As we checked him into his room in nursing care, Dad said, “I just wish I was on my way to glory.” At various times, we said our goodbyes, our “I love you’s” and “You were a great Dad.” My brother prayed with him and released him to God’s loving care, and told Dad that we would all be okay. I read him a Psalm. My sister sang songs. My other sister got out of him the proper Pennsylvania Dutch response to “Ich glicthe” (which kind of means “I love you a whole bunch.”) The proper response is a loving, “Ich glicthe ah” (which means, I love you right back.”) Our hearts were heavy, full and loaded with questions. How long would he hang on? Did Mom and Dad have enough money to last a year or more in nursing care, if it came to that? Should we go back home? All the questions that so many of my friends and relatives had faced over the years.
On Sunday, March 19, he enjoyed one of his best days in years: we took him to the church where we had all grown up. He enjoyed the drive and the service, staying awake the whole time, alert, commenting, asking questions, telling Mom he wanted hot dogs for lunch. We had planned a large family gathering at noon for all who could come; he prayed a wonderful blessing, ate lunch, stayed awake all day (something he never did anymore) read books, talked, enjoyed the great grandchildren. He tossed a ball to one of them and fed another some ham for supper.

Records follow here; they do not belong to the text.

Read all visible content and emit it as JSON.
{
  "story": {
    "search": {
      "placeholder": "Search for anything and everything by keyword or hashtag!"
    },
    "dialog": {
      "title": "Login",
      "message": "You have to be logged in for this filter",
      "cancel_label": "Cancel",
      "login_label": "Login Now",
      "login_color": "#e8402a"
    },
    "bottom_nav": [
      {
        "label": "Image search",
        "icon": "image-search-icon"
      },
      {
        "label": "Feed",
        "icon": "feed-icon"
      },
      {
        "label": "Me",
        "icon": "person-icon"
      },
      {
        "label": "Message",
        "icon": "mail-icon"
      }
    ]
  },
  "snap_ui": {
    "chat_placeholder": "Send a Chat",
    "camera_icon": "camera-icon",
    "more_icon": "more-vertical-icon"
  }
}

It was wonderful, a gift. But of course we didn’t know if it was the beginning of a recovery, or one of those times the dying often have shortly before they bid us farewell.
It turned out to be the latter, and the following Sunday morning, March 26, when most of us were in church, our cell phones vibrated with the news: Dad was going to church in heaven that morning. He died about the time many of us were saying prayers for him. And all I could really say as my husband and I made plans to go to Indiana for the funeral was a grateful, heartfelt “Hallelujah!”
I feel very fortunate to have had him for a Dad, to have had a warning and to be able to say goodbye, to not feel a lot of guilt or anger or regret. He was not perfect: we all remember bad times with him. I do feel sad, lonely, and sorry that he won’t be able to experience a lot of the things I still hoped he’d experience with us. But most of all I’m glad he raised us in such a way that our goodbyes were really only fond farewells.